Interestingly, the opposite effect was found when insiders’ share of ownership increased without any super-voting shares. Using the same performance measure, the positive effect came to 15 percent better performance as insider ownership rose to 33 percent, when the beneficial effects peaked. This occurred, the researchers suggested, because managers made better decisions when they had more skin in the game.

The researchers explained the negative effect of super-voting shares as resulting in part from families’ unwillingness to dilute their holdings and control by issuing more ordinary shares. That reluctance forced the company to borrow more rather than tapping the relatively inexpensive equity markets for capital, increasing leverage and interest costs. Investors tended to be skeptical of the family’s insistence on retaining control, which depressed the stock price, the researchers said.

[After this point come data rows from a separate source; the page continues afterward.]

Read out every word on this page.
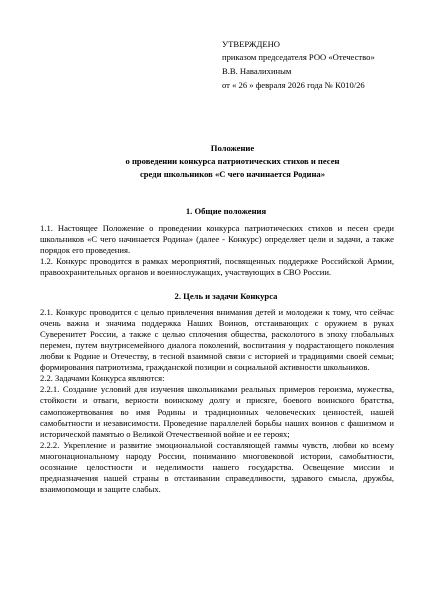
УТВЕРЖДЕНО
приказом председателя РОО «Отечество»
В.В. Навалихиным
от « 26 » февраля 2026 года № К010/26
Положение
о проведении конкурса патриотических стихов и песен
среди школьников «С чего начинается Родина»
1. Общие положения
1.1. Настоящее Положение о проведении конкурса патриотических стихов и песен среди школьников «С чего начинается Родина» (далее - Конкурс) определяет цели и задачи, а также порядок его проведения.
1.2. Конкурс проводится в рамках мероприятий, посвященных поддержке Российской Армии, правоохранительных органов и военнослужащих, участвующих в СВО России.
2. Цель и задачи Конкурса
2.1. Конкурс проводится с целью привлечения внимания детей и молодежи к тому, что сейчас очень важна и значима поддержка Наших Воинов, отстаивающих с оружием в руках Суверенитет России, а также с целью сплочения общества, расколотого в эпоху глобальных перемен, путем внутрисемейного диалога поколений, воспитания у подрастающего поколения любви к Родине и Отечеству, в тесной взаимной связи с историей и традициями своей семьи; формирования патриотизма, гражданской позиции и социальной активности школьников.
2.2. Задачами Конкурса являются:
2.2.1. Создание условий для изучения школьниками реальных примеров героизма, мужества, стойкости и отваги, верности воинскому долгу и присяге, боевого воинского братства, самопожертвования во имя Родины и традиционных человеческих ценностей, нашей самобытности и независимости. Проведение параллелей борьбы наших воинов с фашизмом и исторической памятью о Великой Отечественной войне и ее героях;
2.2.2. Укрепление и развитие эмоциональной составляющей гаммы чувств, любви ко всему многонациональному народу России, пониманию многовековой истории, самобытности, осознание целостности и неделимости нашего государства. Освещение миссии и предназначения нашей страны в отстаивании справедливости, здравого смысла, дружбы, взаимопомощи и защите слабых.
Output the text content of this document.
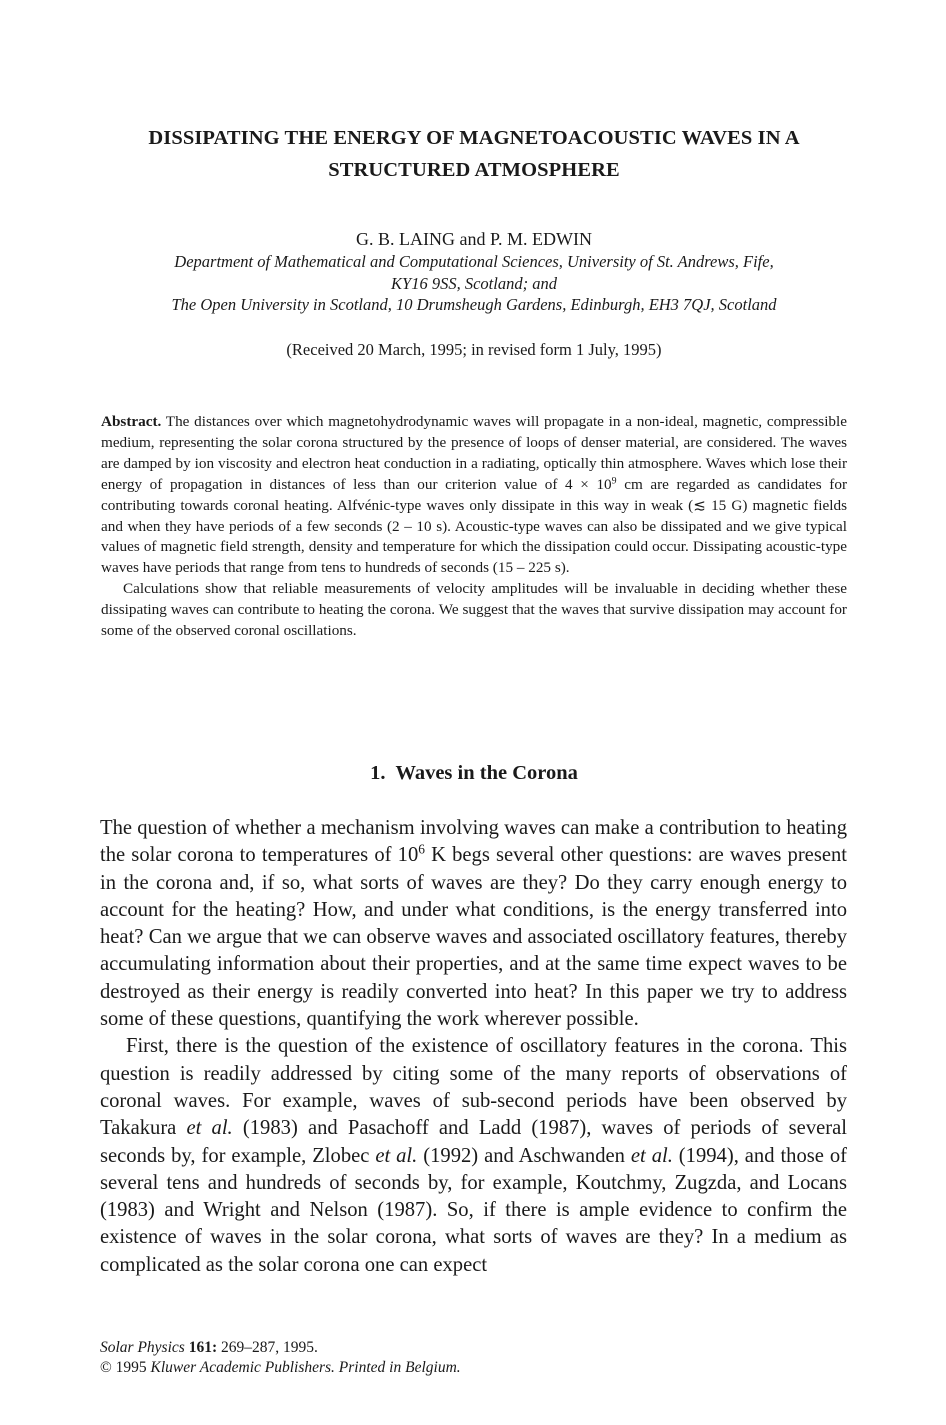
DISSIPATING THE ENERGY OF MAGNETOACOUSTIC WAVES IN A
STRUCTURED ATMOSPHERE
G. B. LAING and P. M. EDWIN
Department of Mathematical and Computational Sciences, University of St. Andrews, Fife,
KY16 9SS, Scotland; and
The Open University in Scotland, 10 Drumsheugh Gardens, Edinburgh, EH3 7QJ, Scotland
(Received 20 March, 1995; in revised form 1 July, 1995)

Abstract. The distances over which magnetohydrodynamic waves will propagate in a non-ideal, magnetic, compressible medium, representing the solar corona structured by the presence of loops of denser material, are considered. The waves are damped by ion viscosity and electron heat conduction in a radiating, optically thin atmosphere. Waves which lose their energy of propagation in distances of less than our criterion value of $4 \times 10^9$ cm are regarded as candidates for contributing towards coronal heating. Alfvénic-type waves only dissipate in this way in weak (≲ 15 G) magnetic fields and when they have periods of a few seconds (2 – 10 s). Acoustic-type waves can also be dissipated and we give typical values of magnetic field strength, density and temperature for which the dissipation could occur. Dissipating acoustic-type waves have periods that range from tens to hundreds of seconds (15 – 225 s).

Calculations show that reliable measurements of velocity amplitudes will be invaluable in deciding whether these dissipating waves can contribute to heating the corona. We suggest that the waves that survive dissipation may account for some of the observed coronal oscillations.

1. Waves in the Corona

The question of whether a mechanism involving waves can make a contribution to heating the solar corona to temperatures of $10^6$ K begs several other questions: are waves present in the corona and, if so, what sorts of waves are they? Do they carry enough energy to account for the heating? How, and under what conditions, is the energy transferred into heat? Can we argue that we can observe waves and associated oscillatory features, thereby accumulating information about their properties, and at the same time expect waves to be destroyed as their energy is readily converted into heat? In this paper we try to address some of these questions, quantifying the work wherever possible.

First, there is the question of the existence of oscillatory features in the corona. This question is readily addressed by citing some of the many reports of observations of coronal waves. For example, waves of sub-second periods have been observed by Takakura et al. (1983) and Pasachoff and Ladd (1987), waves of periods of several seconds by, for example, Zlobec et al. (1992) and Aschwanden et al. (1994), and those of several tens and hundreds of seconds by, for example, Koutchmy, Zugzda, and Locans (1983) and Wright and Nelson (1987). So, if there is ample evidence to confirm the existence of waves in the solar corona, what sorts of waves are they? In a medium as complicated as the solar corona one can expect

Solar Physics 161: 269–287, 1995.
© 1995 Kluwer Academic Publishers. Printed in Belgium.
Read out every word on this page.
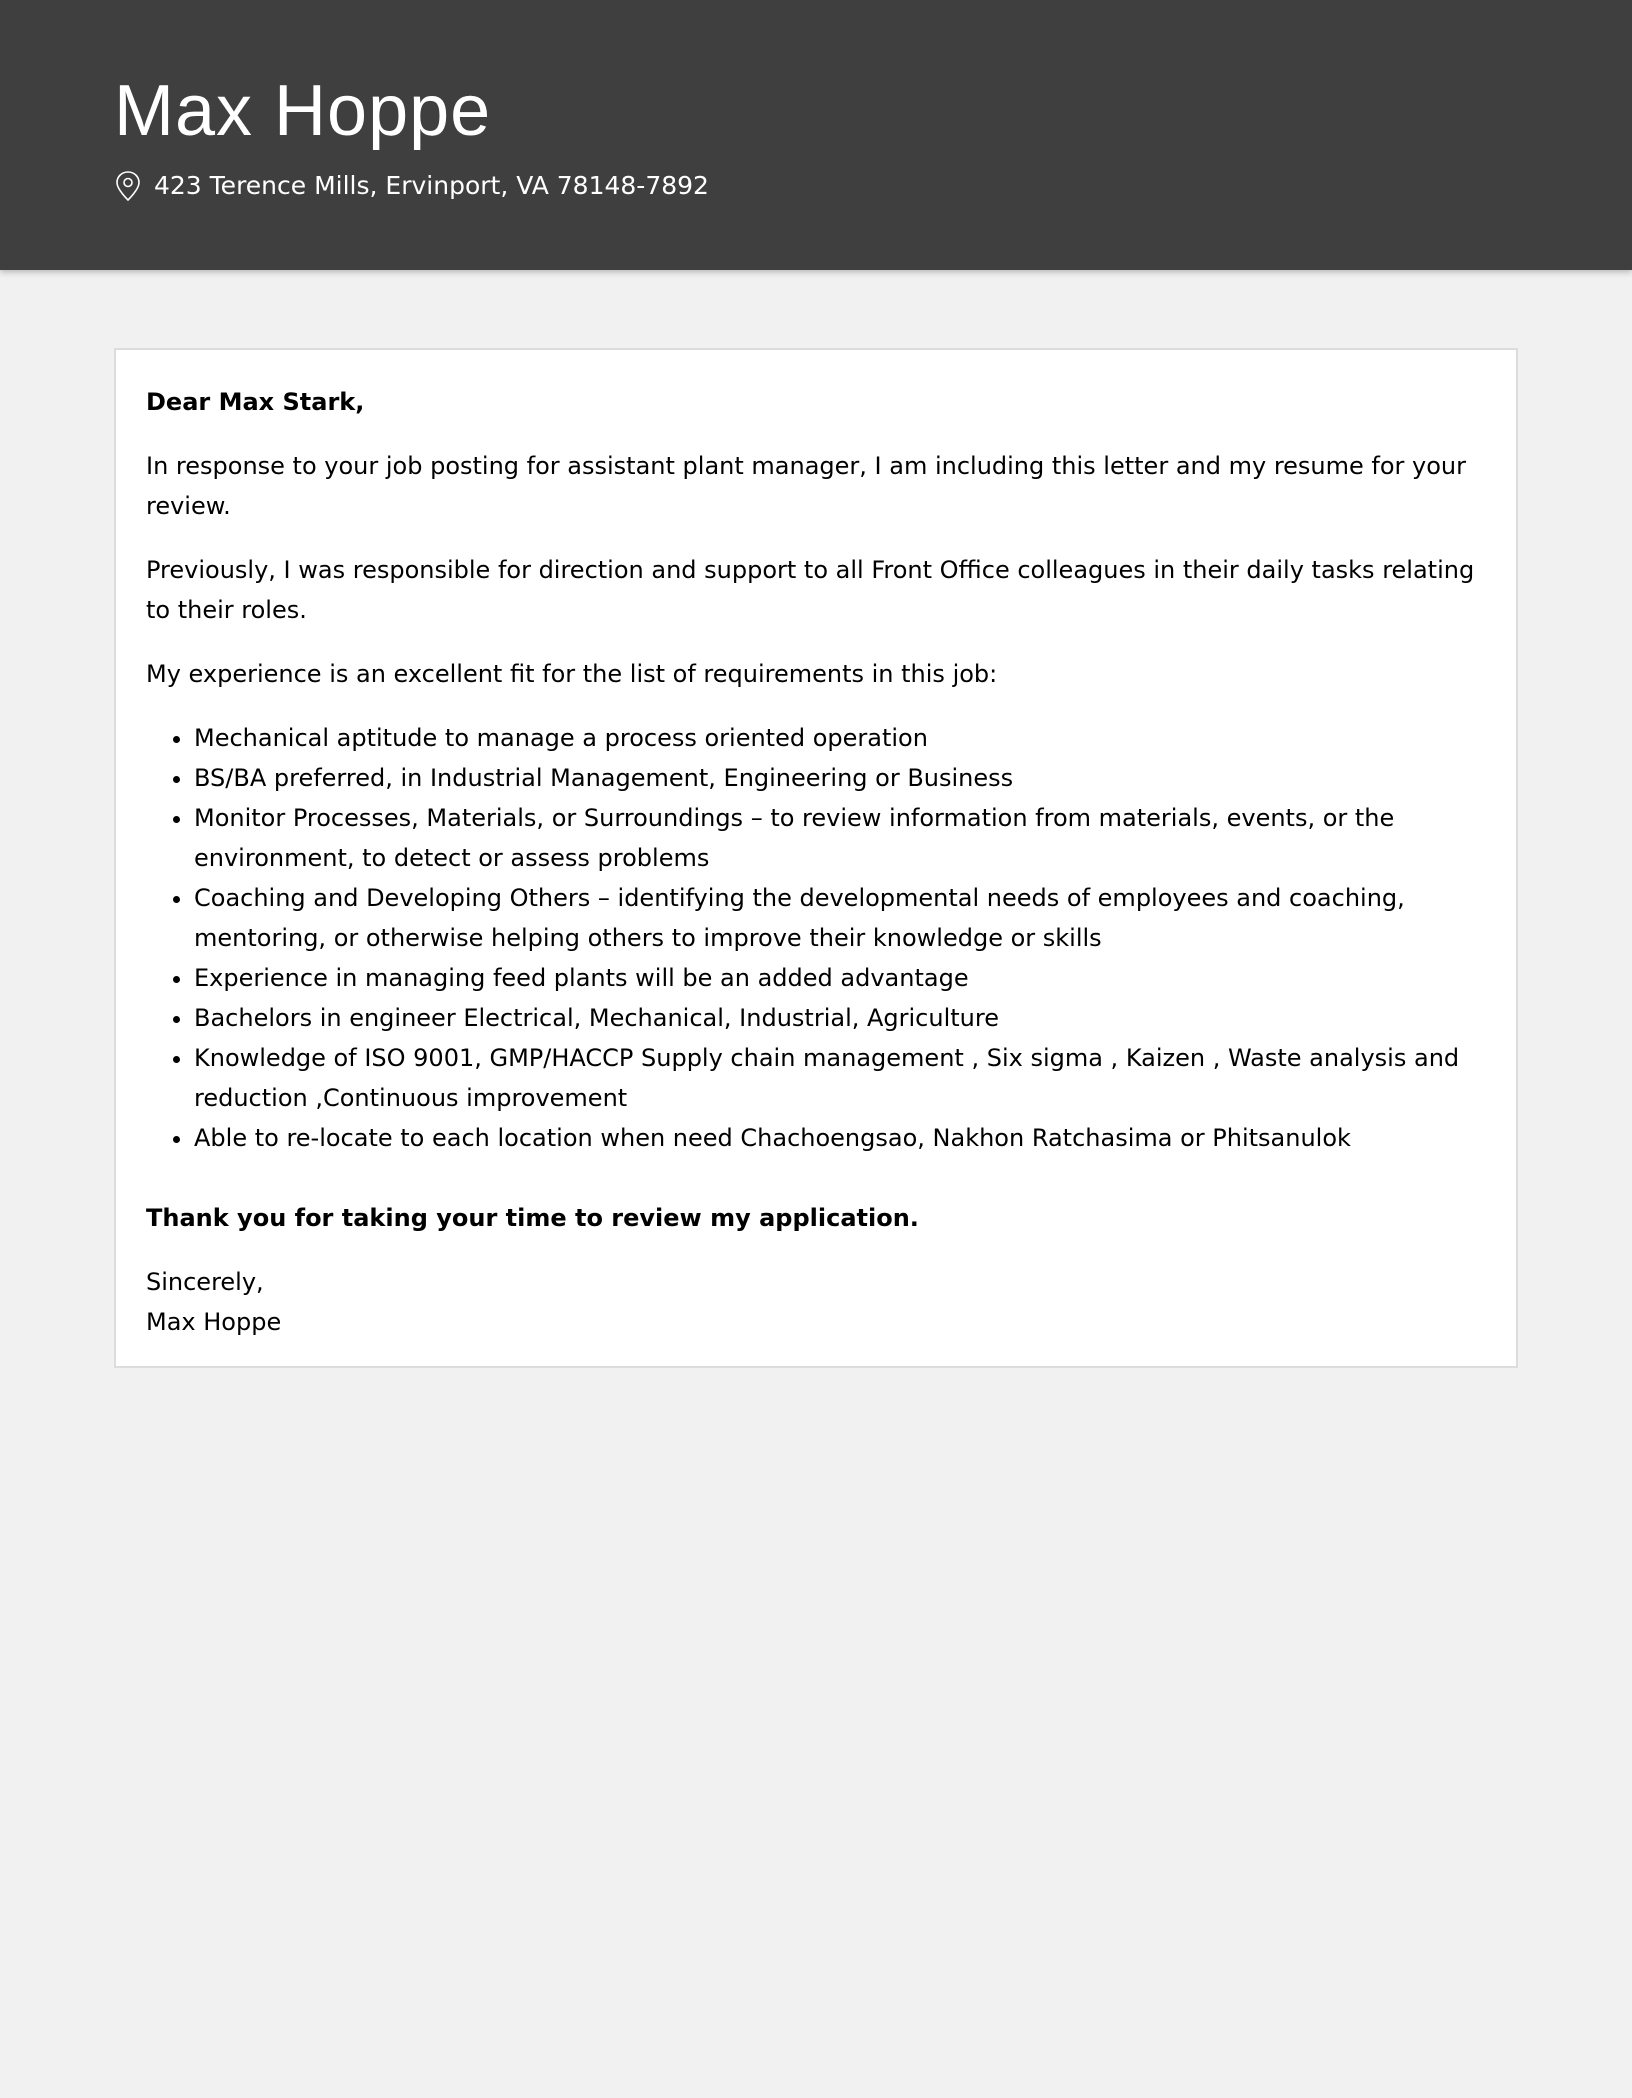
Max Hoppe
423 Terence Mills, Ervinport, VA 78148-7892

Dear Max Stark,

In response to your job posting for assistant plant manager, I am including this letter and my resume for your review.

Previously, I was responsible for direction and support to all Front Office colleagues in their daily tasks relating to their roles.

My experience is an excellent fit for the list of requirements in this job:

• Mechanical aptitude to manage a process oriented operation
• BS/BA preferred, in Industrial Management, Engineering or Business
• Monitor Processes, Materials, or Surroundings – to review information from materials, events, or the environment, to detect or assess problems
• Coaching and Developing Others – identifying the developmental needs of employees and coaching, mentoring, or otherwise helping others to improve their knowledge or skills
• Experience in managing feed plants will be an added advantage
• Bachelors in engineer Electrical, Mechanical, Industrial, Agriculture
• Knowledge of ISO 9001, GMP/HACCP Supply chain management , Six sigma , Kaizen , Waste analysis and reduction ,Continuous improvement
• Able to re-locate to each location when need Chachoengsao, Nakhon Ratchasima or Phitsanulok

Thank you for taking your time to review my application.

Sincerely,
Max Hoppe
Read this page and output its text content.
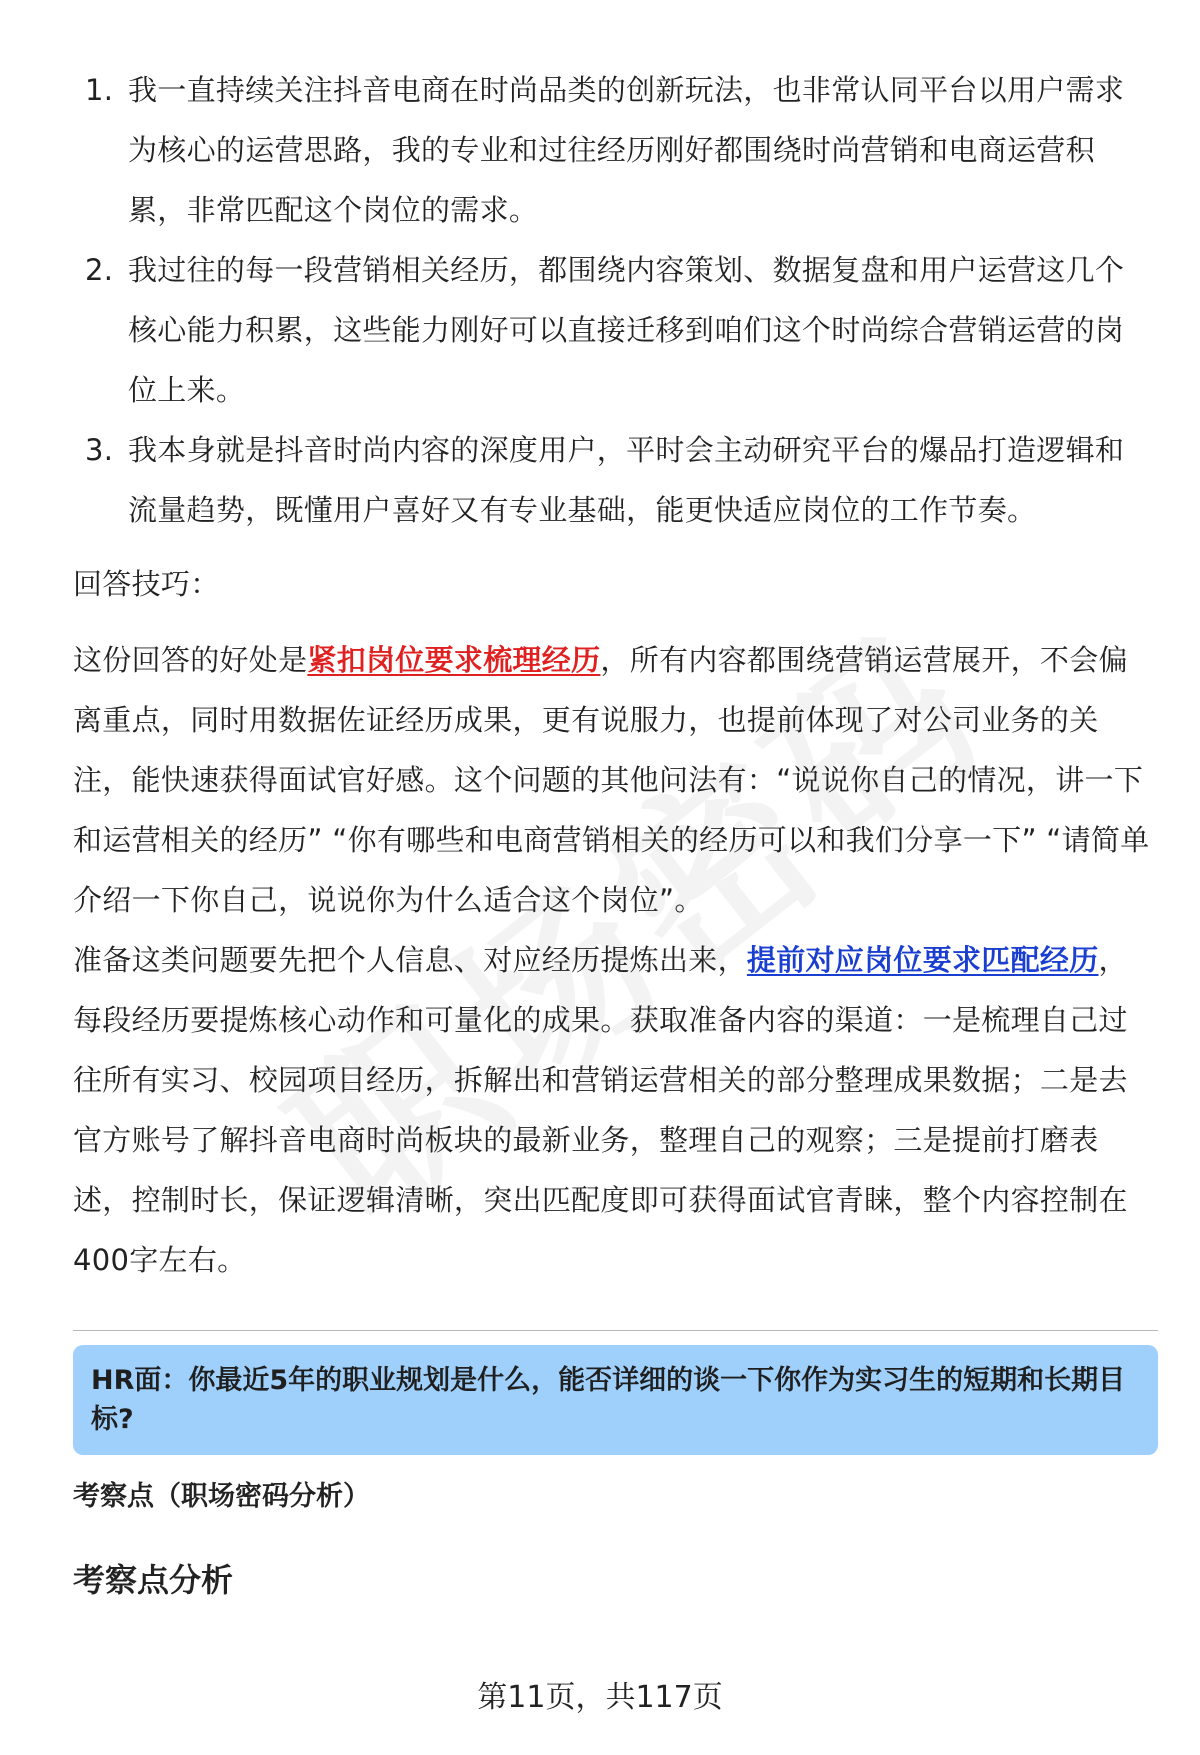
1. 我一直持续关注抖音电商在时尚品类的创新玩法，也非常认同平台以用户需求为核心的运营思路，我的专业和过往经历刚好都围绕时尚营销和电商运营积累，非常匹配这个岗位的需求。
2. 我过往的每一段营销相关经历，都围绕内容策划、数据复盘和用户运营这几个核心能力积累，这些能力刚好可以直接迁移到咱们这个时尚综合营销运营的岗位上来。
3. 我本身就是抖音时尚内容的深度用户，平时会主动研究平台的爆品打造逻辑和流量趋势，既懂用户喜好又有专业基础，能更快适应岗位的工作节奏。

回答技巧：

这份回答的好处是紧扣岗位要求梳理经历，所有内容都围绕营销运营展开，不会偏离重点，同时用数据佐证经历成果，更有说服力，也提前体现了对公司业务的关注，能快速获得面试官好感。这个问题的其他问法有：“说说你自己的情况，讲一下和运营相关的经历” “你有哪些和电商营销相关的经历可以和我们分享一下” “请简单介绍一下你自己，说说你为什么适合这个岗位”。

准备这类问题要先把个人信息、对应经历提炼出来，提前对应岗位要求匹配经历，每段经历要提炼核心动作和可量化的成果。获取准备内容的渠道：一是梳理自己过往所有实习、校园项目经历，拆解出和营销运营相关的部分整理成果数据；二是去官方账号了解抖音电商时尚板块的最新业务，整理自己的观察；三是提前打磨表述，控制时长，保证逻辑清晰，突出匹配度即可获得面试官青睐，整个内容控制在400字左右。

HR面：你最近5年的职业规划是什么，能否详细的谈一下你作为实习生的短期和长期目标?
考察点（职场密码分析）
考察点分析
第11页，共117页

Of course, there are exceptions, starting with Buffett and Berkshire-Hathaway. Also, investors don’t seem spooked by the dual-class equity structures of Google or Facebook, which are among the most highly valued and profitable companies in the world. But those are the exceptions. Most families in most businesses should probably realize that, while super-voting shares allow them to retain control, this may come at a cost to the business’ performance.

Having two classes of common stock can give founders superhuman clout when affecting actions by the company’s board of directors. But they are often not without effects, some of them negative, on investors, balance sheets and the company’s long-term value. Generally, it seems to be best if the one who has the gold — as represented by a majority of the equity — makes the rules, rather than the one who has the super-voting shares.